In the eighteenth century women sometimes enlisted in the Navy, often to be near their lovers. Only breaches of discipline or sudden illness might mean discovery when they had to remove their clothes. In 1761, Hannah Whitney was in male attire when she was seized by a press gang and sent, with others, to work in Dock. She served as a marine and it was only to avoid flogging that Hannah finally revealed her sex. She had fought in many battles – and left the Navy whenever she felt like it, simply by resuming her normal attire.
In Plymouth, six Irish sailors had been hanged from the yard-arm for fermenting discontent. Suddenly there was news that the Navy ships at the Spithead and Nore anchorages had gone on strike. The Plymouth sailors cheered and raised the red flags, refusing to work. The Plymouth agitators were initially satisfied by a shilling a day increase and a promise not to make examples of the ringleaders, but petitions at Spithead went unheeded and Plymouth re-joined the strike, evicting officers from the ships. Suddenly, England’s coastlines were undefended.

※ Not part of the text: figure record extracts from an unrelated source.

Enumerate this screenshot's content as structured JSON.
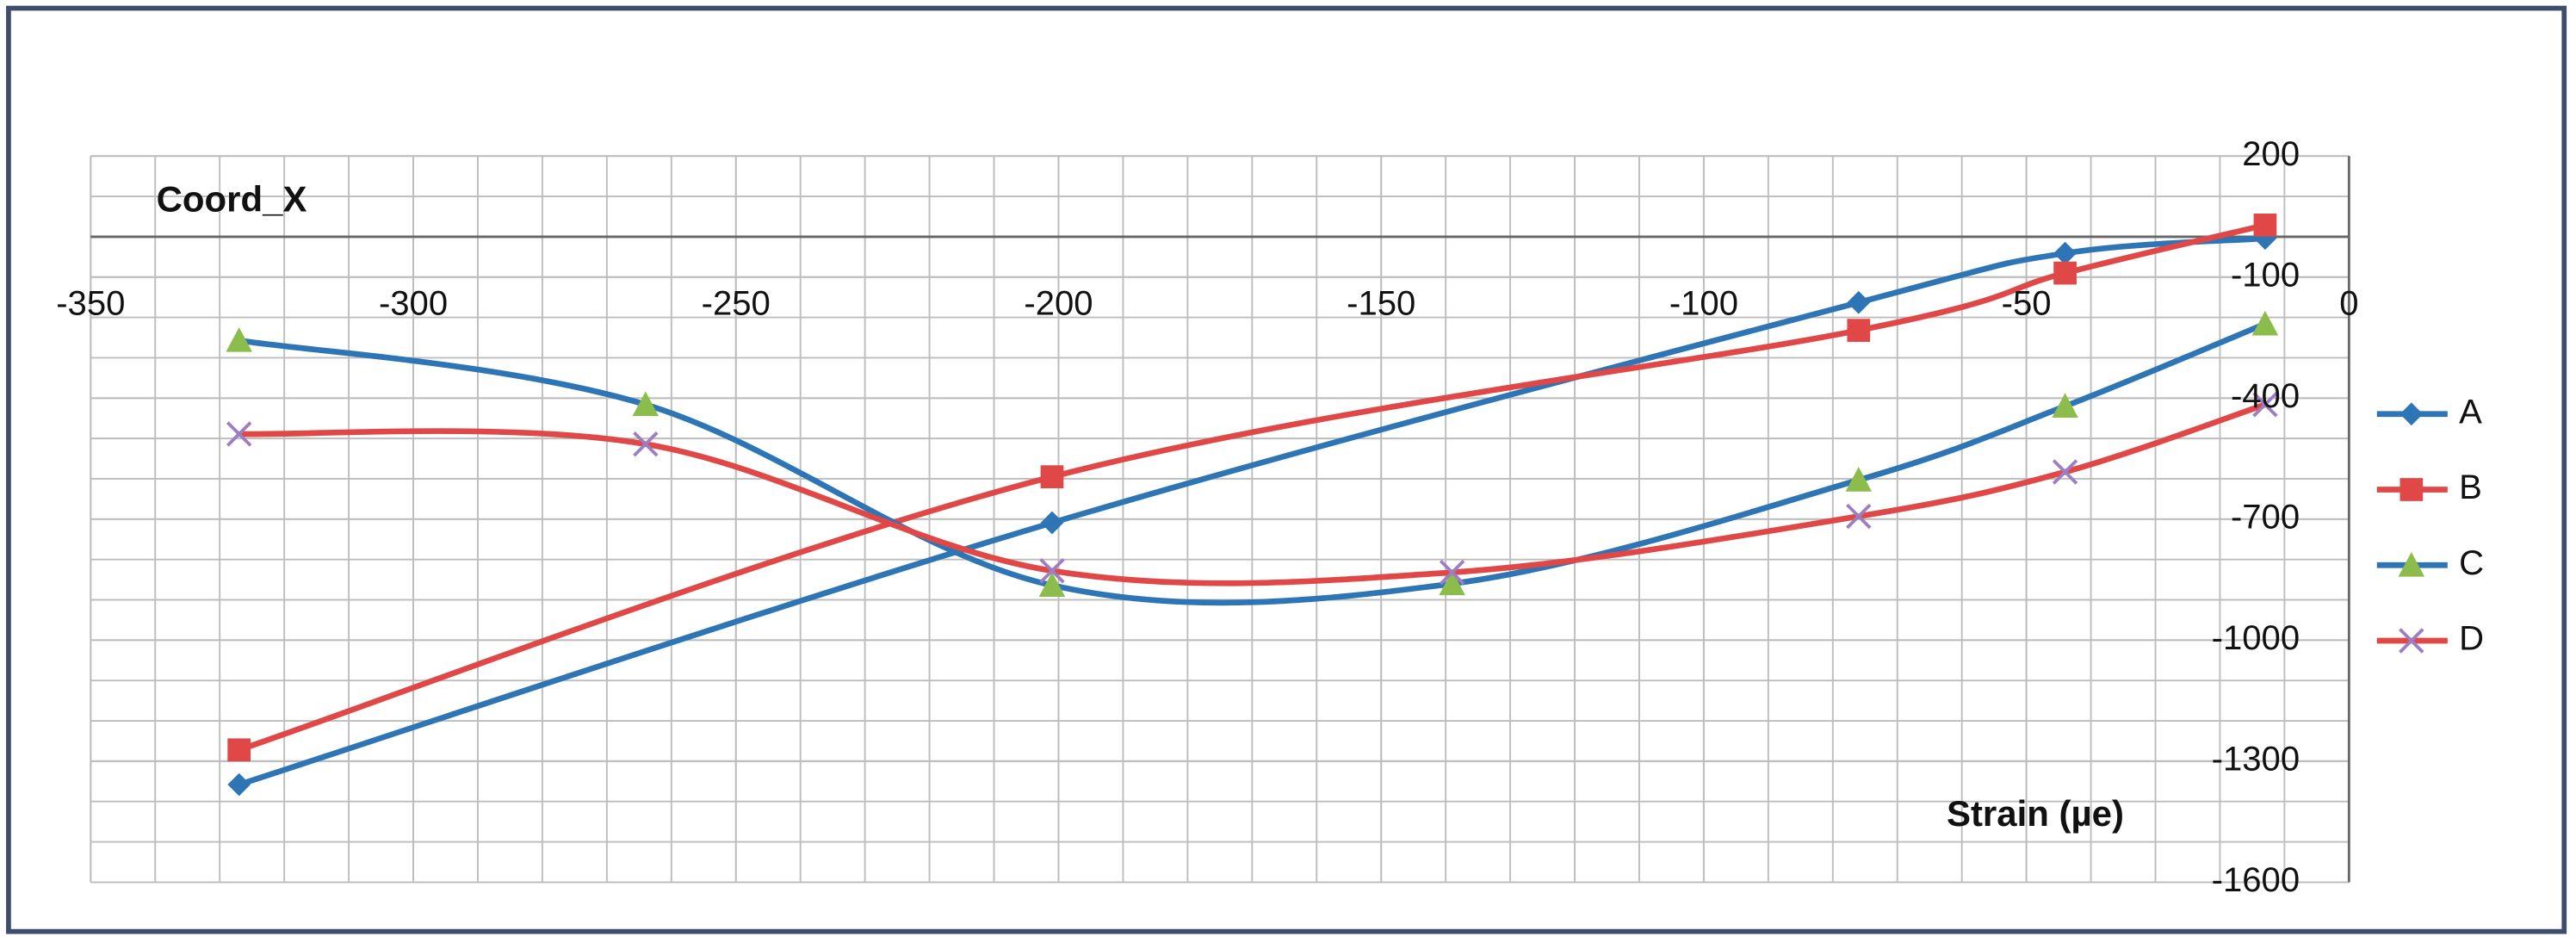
{
  "chart_data": {
    "type": "line",
    "y_axis_label": "Coord_X",
    "x_axis_label": "Strain (µe)",
    "xlim": [
      -350,
      0
    ],
    "xticks": [
      -350,
      -300,
      -250,
      -200,
      -150,
      -100,
      -50,
      0
    ],
    "ylim": [
      -1600,
      200
    ],
    "yticks": [
      200,
      -100,
      -400,
      -700,
      -1000,
      -1300,
      -1600
    ],
    "grid": true,
    "x_grid_step": 10,
    "y_grid_step": 100,
    "smooth": true,
    "legend": "right",
    "series": [
      {
        "name": "A",
        "color": "#2e75b6",
        "marker": "diamond",
        "marker_color": "#2e75b6",
        "x": [
          -327,
          -201,
          -76,
          -44,
          -13
        ],
        "values": [
          -1358,
          -709,
          -163,
          -41,
          -4
        ]
      },
      {
        "name": "B",
        "color": "#e04848",
        "marker": "square",
        "marker_color": "#e04848",
        "x": [
          -327,
          -201,
          -76,
          -44,
          -13
        ],
        "values": [
          -1272,
          -595,
          -232,
          -90,
          29
        ]
      },
      {
        "name": "C",
        "color": "#2e75b6",
        "marker": "triangle",
        "marker_color": "#8cbd4c",
        "x": [
          -327,
          -264,
          -201,
          -139,
          -76,
          -44,
          -13
        ],
        "values": [
          -257,
          -416,
          -864,
          -860,
          -603,
          -420,
          -216
        ]
      },
      {
        "name": "D",
        "color": "#e04848",
        "marker": "cross",
        "marker_color": "#9b7fc0",
        "x": [
          -327,
          -264,
          -201,
          -139,
          -76,
          -44,
          -13
        ],
        "values": [
          -489,
          -514,
          -828,
          -832,
          -693,
          -583,
          -416
        ]
      }
    ]
  }
}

Flogging aboard a man-o-war. (LC-USZ62-46517)
The mutinous crews then went a stage further: they attacked the officers that remained. Those officers who had mistreated their men were raised into the rigging on ropes, amidst cheers and jeers from their rebellious crews. Meanwhile the town, initially sympathetic to the sailors’ plight, was given over to riot, and humiliated officers were paraded through the town and consigned to the Black Hole, a notorious prison on Fore Street. The houses of wealthy men were besieged (though the rioting achieved little more than hangovers and retaliation by the Navy, and was soon quelled).
The Navy retaliated in force. Lord Keith demanded the delivery of fifty of the most active mutineers or the punishment would include everyone. After quashing some further rebellion, Keith saw to it that fourteen men were condemned to death. Many others received 100 lashes apiece.
In the mid-1700s, a young grenadier was sentenced to 500 lashes for desertion. He appealed and the sentence was duly changed – he was ordered to be shot. He was taken onto the Hoe before his assembled garrison, forced to kneel for the last sacrament, and then, at the very last moment, the King’s Pardon was announced, to the cheers of all.